# union force or rome arsenal



## MunkySpunk (Jan 7, 2009)

Search. There's a billion topics on each.


----------



## jasyn (Dec 28, 2008)

MunkySpunk said:


> Search. There's a billion topics on each.


for all-mountain though am i lookin for more stiff?


----------



## m60g (Feb 27, 2009)

Either or....with the Arsenals being stiffer


----------



## Triple8Sol (Nov 24, 2008)

Arsenal is stiffer. I'd go with that one over the Forces, if that's the way you're going with it. Also look into the Ride SPi for something in that price range.


----------



## Guest (Dec 28, 2009)

I decided to jump on the union force band wagon this season and super happy i did. I have always had problems experiencing pressure points in the past with my bindings. These are a different story. No pressure points at all...still trying to get use to not having to crank them down so tight like i have with previous bindings.
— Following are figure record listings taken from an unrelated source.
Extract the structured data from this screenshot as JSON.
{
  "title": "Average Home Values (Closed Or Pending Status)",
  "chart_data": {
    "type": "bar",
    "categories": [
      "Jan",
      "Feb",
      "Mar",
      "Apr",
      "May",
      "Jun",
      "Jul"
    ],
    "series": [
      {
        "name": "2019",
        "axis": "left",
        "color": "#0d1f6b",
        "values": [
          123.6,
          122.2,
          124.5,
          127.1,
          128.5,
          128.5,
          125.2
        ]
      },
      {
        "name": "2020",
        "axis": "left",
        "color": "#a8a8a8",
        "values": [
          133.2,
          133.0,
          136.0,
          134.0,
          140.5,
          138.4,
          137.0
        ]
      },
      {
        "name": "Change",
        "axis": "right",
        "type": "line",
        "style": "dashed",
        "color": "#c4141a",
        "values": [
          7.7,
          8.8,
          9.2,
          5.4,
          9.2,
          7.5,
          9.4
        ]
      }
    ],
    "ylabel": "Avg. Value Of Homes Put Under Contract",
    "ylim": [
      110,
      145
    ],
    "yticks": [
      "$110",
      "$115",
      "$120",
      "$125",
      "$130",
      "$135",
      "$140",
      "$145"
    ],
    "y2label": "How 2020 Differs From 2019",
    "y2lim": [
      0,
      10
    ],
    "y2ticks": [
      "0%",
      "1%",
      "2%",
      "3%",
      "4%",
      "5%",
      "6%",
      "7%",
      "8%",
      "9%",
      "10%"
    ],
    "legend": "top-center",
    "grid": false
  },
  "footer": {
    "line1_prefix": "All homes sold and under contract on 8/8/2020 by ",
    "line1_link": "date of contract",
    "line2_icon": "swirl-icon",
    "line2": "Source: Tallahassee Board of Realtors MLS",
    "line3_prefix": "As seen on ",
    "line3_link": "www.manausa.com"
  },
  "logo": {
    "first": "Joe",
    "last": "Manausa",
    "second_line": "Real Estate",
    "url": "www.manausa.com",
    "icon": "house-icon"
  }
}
I also love the toe straps.


----------



## DC5R (Feb 21, 2008)

Get the Forces. I would not consider the Arsenals as an all-mtn binding.


----------



## hnz (Dec 5, 2009)

The Force toe-strap is the best i've had over my boot (from a total of around 10).


----------



## Guest (Dec 28, 2009)

Agreed! I don't understand how others have problems with them slipping off of their toes.


----------



## Guest (Dec 31, 2009)

i haven't had a problem with the toestraps on my union force's either. they are very comfortable.


----------



## maf05r6 (Mar 3, 2008)

Love my unions. So much better than the Co2s I had before.


----------